1887 publizierte der junge Arthur Conan Doyle (1859-1930) seine erste Geschichte über den analytisch arbeitenden Privatermittler Holmes, der gemeinsam mit seinem Freund Dr. Watson den Bösewichten in London und Umgebung das Handwerk legte. Dass Conan Doyle, der neben seinen Sherlock Holmes Stories wesentlich mehr veröffentlichte wie zum Beispiel historische Romane, politische Pamphlete und mystische Erzählungen, selbst aber ein „zutiefst antimoderner Autor“ war und seinen „consulting detective“ Holmes „eigentlich rasch wieder los werden wollte“, erläuterte der Professor für Neuere Deutsche Literatur, Bernd Stiegler, in seinem Werk „Spuren, Elfen und andere Erscheinungen – Arthur Conan Doyle und die Photografie“, welches der Gelehrte von der Universität Konstanz nun in der Buchhandlung Böttger vorstellte.

Nur die lukrativen Angebote der Verleger, die aufgrund der großen Popularität seiner Figur bei dem Schriftsteller eingegangen seien, so Stiegler, hätten Conan Doyle dazu bewegt, seinen Protagonisten wieder auferstehen zu lassen und ihm somit ermöglichte, sein Interesse am Spiritismus zu finanzieren. Einen kleinen Verlag, der spiritistische Werke publizierte, einen Buchladen samt Bücherei mit diesem Themenschwerpunkt und zahlreiche Vortragsreisen unternahm der geistige Vater von Sherlock Holmes und verfolgte den Spiritismus mit missionarischem Eifer.

„Selbst als Fotograf lausig“, so Stiegler, beschäftigte sich der bestbezahlte Autor seiner Zeit sein ganzes Leben hinweg mit dem Einsatz von Lichtbildaufnahmen für seine Zwecke. Während der Arzt dieses Medium in seiner Kampfschrift „The Crime of Congo“ dazu benutzte, um die Gräueltaten der belgischen Kolonialherren an der Bevölkerung zu verdeutlichen, also die Fotografie dem Zwecke der Aufklärung diente, spiele sie bei seinem Abenteuerroman „The lost world“ eine komplett andere Rolle. Mittels Fotos von einem vermeintlichen Hochplateau, Dinosaurierspuren und gar dem Autor selbst als Expeditionsteilnehmer kreierte Conan Doyle eine Realität, die nicht der Wahrheit entsprach.

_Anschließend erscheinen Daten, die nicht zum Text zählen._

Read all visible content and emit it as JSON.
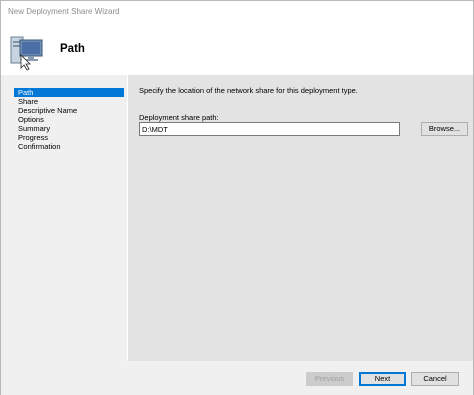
{
  "window": {
    "title": "New Deployment Share Wizard"
  },
  "header": {
    "title": "Path",
    "icon": "computer-share-icon"
  },
  "nav": {
    "items": [
      {
        "label": "Path",
        "selected": true
      },
      {
        "label": "Share"
      },
      {
        "label": "Descriptive Name"
      },
      {
        "label": "Options"
      },
      {
        "label": "Summary"
      },
      {
        "label": "Progress"
      },
      {
        "label": "Confirmation"
      }
    ]
  },
  "panel": {
    "instruction": "Specify the location of the network share for this deployment type.",
    "path_label": "Deployment share path:",
    "path_value": "D:\\MDT",
    "browse_label": "Browse..."
  },
  "footer": {
    "previous_label": "Previous",
    "next_label": "Next",
    "cancel_label": "Cancel"
  },
  "colors": {
    "selection": "#0078d7",
    "panel": "#e3e3e3",
    "background": "#f0f0f0"
  }
}
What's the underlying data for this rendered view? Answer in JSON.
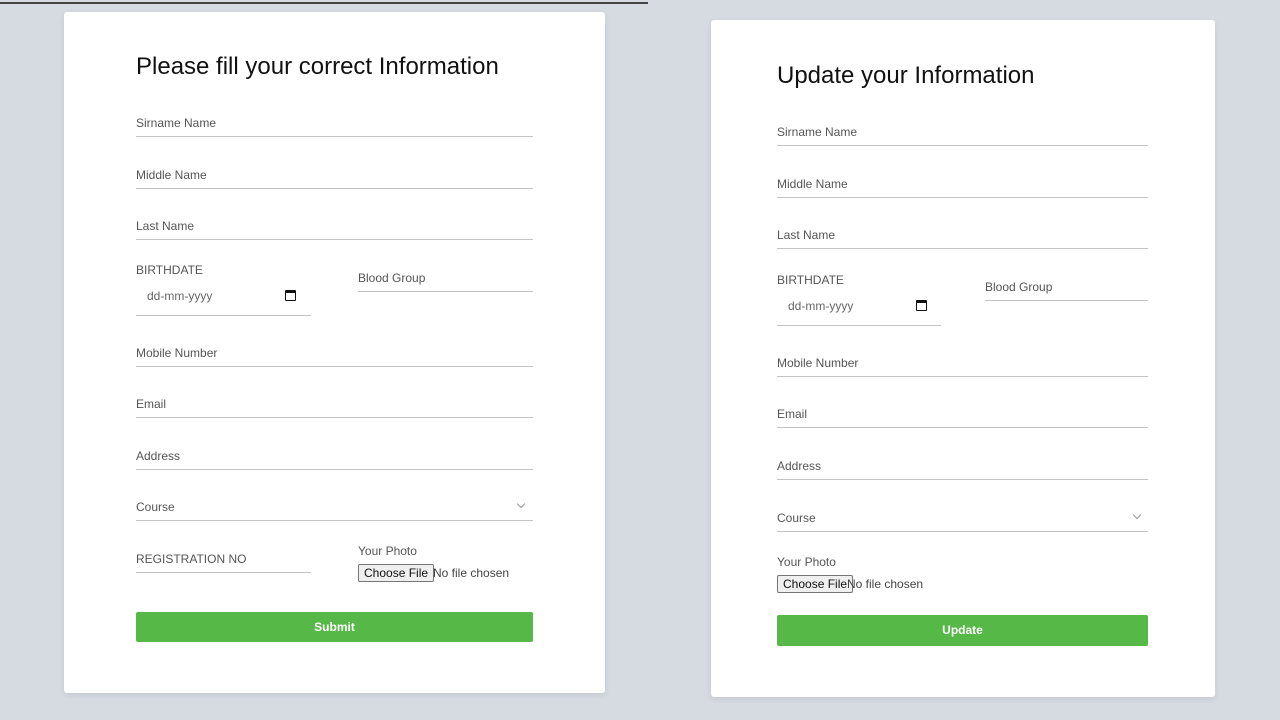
{
  "left_form": {
    "title": "Please fill your correct Information",
    "surname_label": "Sirname Name",
    "middle_label": "Middle Name",
    "last_label": "Last Name",
    "birthdate_label": "BIRTHDATE",
    "birthdate_placeholder": "dd-mm-yyyy",
    "blood_group_label": "Blood Group",
    "mobile_label": "Mobile Number",
    "email_label": "Email",
    "address_label": "Address",
    "course_label": "Course",
    "registration_label": "REGISTRATION NO",
    "photo_label": "Your Photo",
    "choose_file_label": "Choose File",
    "no_file_text": "No file chosen",
    "submit_label": "Submit"
  },
  "right_form": {
    "title": "Update your Information",
    "surname_label": "Sirname Name",
    "middle_label": "Middle Name",
    "last_label": "Last Name",
    "birthdate_label": "BIRTHDATE",
    "birthdate_placeholder": "dd-mm-yyyy",
    "blood_group_label": "Blood Group",
    "mobile_label": "Mobile Number",
    "email_label": "Email",
    "address_label": "Address",
    "course_label": "Course",
    "photo_label": "Your Photo",
    "choose_file_label": "Choose File",
    "no_file_text": "No file chosen",
    "update_label": "Update"
  },
  "colors": {
    "background": "#d6dae1",
    "card": "#ffffff",
    "button_green": "#56b847",
    "underline": "#c4c4c4"
  },
  "icons": {
    "calendar": "calendar-icon",
    "dropdown": "chevron-down-icon"
  }
}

Zudem glaubte der Bestseller-Autor so genannten spiritistischen Fotografen, auf deren Bildern Verstorbene zu sehen sein sollten, und hielt die Aufnahmen der Feen von Cottingley für unzweifelbar echt. Was sein Held Sherlock Holmes zu diesen Schlussfolgerungen wohl gesagt hätte, bleibt das Geheimnis von Sir Arthur Conan Doyle. Doch Bernd Stieglers Werk ist in jedem Falle lesenswert und beleuchtet auf unterhaltsame wie lehrreiche Weise eine vollkommen unbekannte Seite des vielschichtigen Schriftstellers.

Bernd Stiegler: „Spuren, Elfen und andere Erscheinungen. Conan Doyle und die Photografie“ ist bei S. Fischer erschienen und kostet 22,99 Euro.